Diese Computer werden bewacht wie das Gold von Fort Knox. Sie stehen zwei Stockwerke unter der Erde im Tiefkeller des Statistischen Bundesamts in Wiesbaden, werden ständig gekühlt und könnten selbst bei Stromausfall tagelang mithilfe eines Notstromaggregats weiterlaufen. Alle Informationen sind hier gebunkert, die in der Bundesrepublik Deutschland je zu statistischen Zwecken gesammelt worden sind. Auch die Wahldaten: wie viele Wahlberechtigte bei allen Bundestagswahlen seit 1949 gab, wie viele von ihnen für welche Partei stimmten, wie viele Briefwähler es gab, wie viele Bürger zu Hause blieben, welches der flächenmäßig kleinste Wahlkreis ist und welches der größte. Alle Daten sind per Knopfdruck und innerhalb von Sekunden abrufbar.

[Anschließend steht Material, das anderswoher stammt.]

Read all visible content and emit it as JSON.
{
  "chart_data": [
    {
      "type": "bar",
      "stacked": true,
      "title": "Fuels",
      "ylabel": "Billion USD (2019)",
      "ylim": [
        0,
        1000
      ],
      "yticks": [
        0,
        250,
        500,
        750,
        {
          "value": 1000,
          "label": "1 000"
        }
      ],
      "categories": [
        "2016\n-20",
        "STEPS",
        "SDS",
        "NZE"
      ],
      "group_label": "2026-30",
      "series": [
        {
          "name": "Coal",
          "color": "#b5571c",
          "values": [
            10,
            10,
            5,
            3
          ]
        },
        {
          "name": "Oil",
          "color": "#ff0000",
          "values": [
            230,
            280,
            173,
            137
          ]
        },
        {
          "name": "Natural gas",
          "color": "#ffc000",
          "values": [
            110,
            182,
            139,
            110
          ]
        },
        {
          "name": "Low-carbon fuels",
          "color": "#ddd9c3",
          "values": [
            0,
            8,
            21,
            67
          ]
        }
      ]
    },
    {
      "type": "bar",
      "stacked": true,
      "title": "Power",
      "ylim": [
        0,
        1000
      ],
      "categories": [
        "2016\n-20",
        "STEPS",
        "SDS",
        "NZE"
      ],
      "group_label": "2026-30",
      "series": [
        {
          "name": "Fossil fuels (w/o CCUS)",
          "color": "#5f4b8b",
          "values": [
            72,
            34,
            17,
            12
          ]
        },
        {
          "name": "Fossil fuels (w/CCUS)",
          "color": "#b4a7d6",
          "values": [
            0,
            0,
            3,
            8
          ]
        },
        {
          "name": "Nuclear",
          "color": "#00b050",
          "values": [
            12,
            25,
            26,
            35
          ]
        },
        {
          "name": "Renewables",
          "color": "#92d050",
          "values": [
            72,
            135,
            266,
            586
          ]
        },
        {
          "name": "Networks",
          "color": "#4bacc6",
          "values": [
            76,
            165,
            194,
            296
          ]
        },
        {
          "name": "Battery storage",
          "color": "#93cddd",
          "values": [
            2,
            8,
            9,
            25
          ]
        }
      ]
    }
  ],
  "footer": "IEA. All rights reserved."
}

Das Zahlengedächtnis der Republik ist bomben-, erdbeben- und blitzschlagsicher und auch vor Hacker-Angriffen geschützt. Bislang ist es keinem Datenräuber gelungen, in das System einzudringen. Der Tiefkeller wird ständig überwacht. Selbst der Präsident des Amtes, Roderich Egeler, zugleich Bundeswahlleiter, darf ihn nur in Begleitung eines IT-Administrators betreten. Rein kommt man nur durch ein Schleusensystem, das sogar Egelers Vize Dieter Sarreither, sonst ein nüchterner Mathematiker, spektakulär findet: „Wenn die erste Tür aufgeht, so dick wie eine Wand, sehen Sie die armdicken Bolzen, mit denen sie verriegelt wird. Weiter geht es dann erst, wenn sich diese Tür wieder hinter Ihnen schließt. Und auch die zweite Tür öffnet sich nur, wenn Sie sich mit Ihrer Autorisierungskarte an einem Lesegerät angemeldet haben.“
Am Tag der Bundestagswahl sitzen der Wahlleiter und sein Stellvertreter allerdings nicht in Wiesbaden, sondern im Ostflügel des Berliner Reichstags. Hier laufen im zweiten Stock alle Wahlergebnisse zusammen: Von den Wahllokalen wandern die Daten über die Landeswahlleiter in den Wiesbadener Computer im Tiefkeller. Von dort gelangen sie über eine doppelt und dreifach gesicherte separate Glasfaserleitung nach Berlin zu Egeler, der kurz vor Mitternacht das amtliche Ergebnis verkündet. Der Bundeswahlleiter, sonst Herr der Zahlen, erfährt damit so ziemlich als Letzter, wer die Wahl gewonnen hat.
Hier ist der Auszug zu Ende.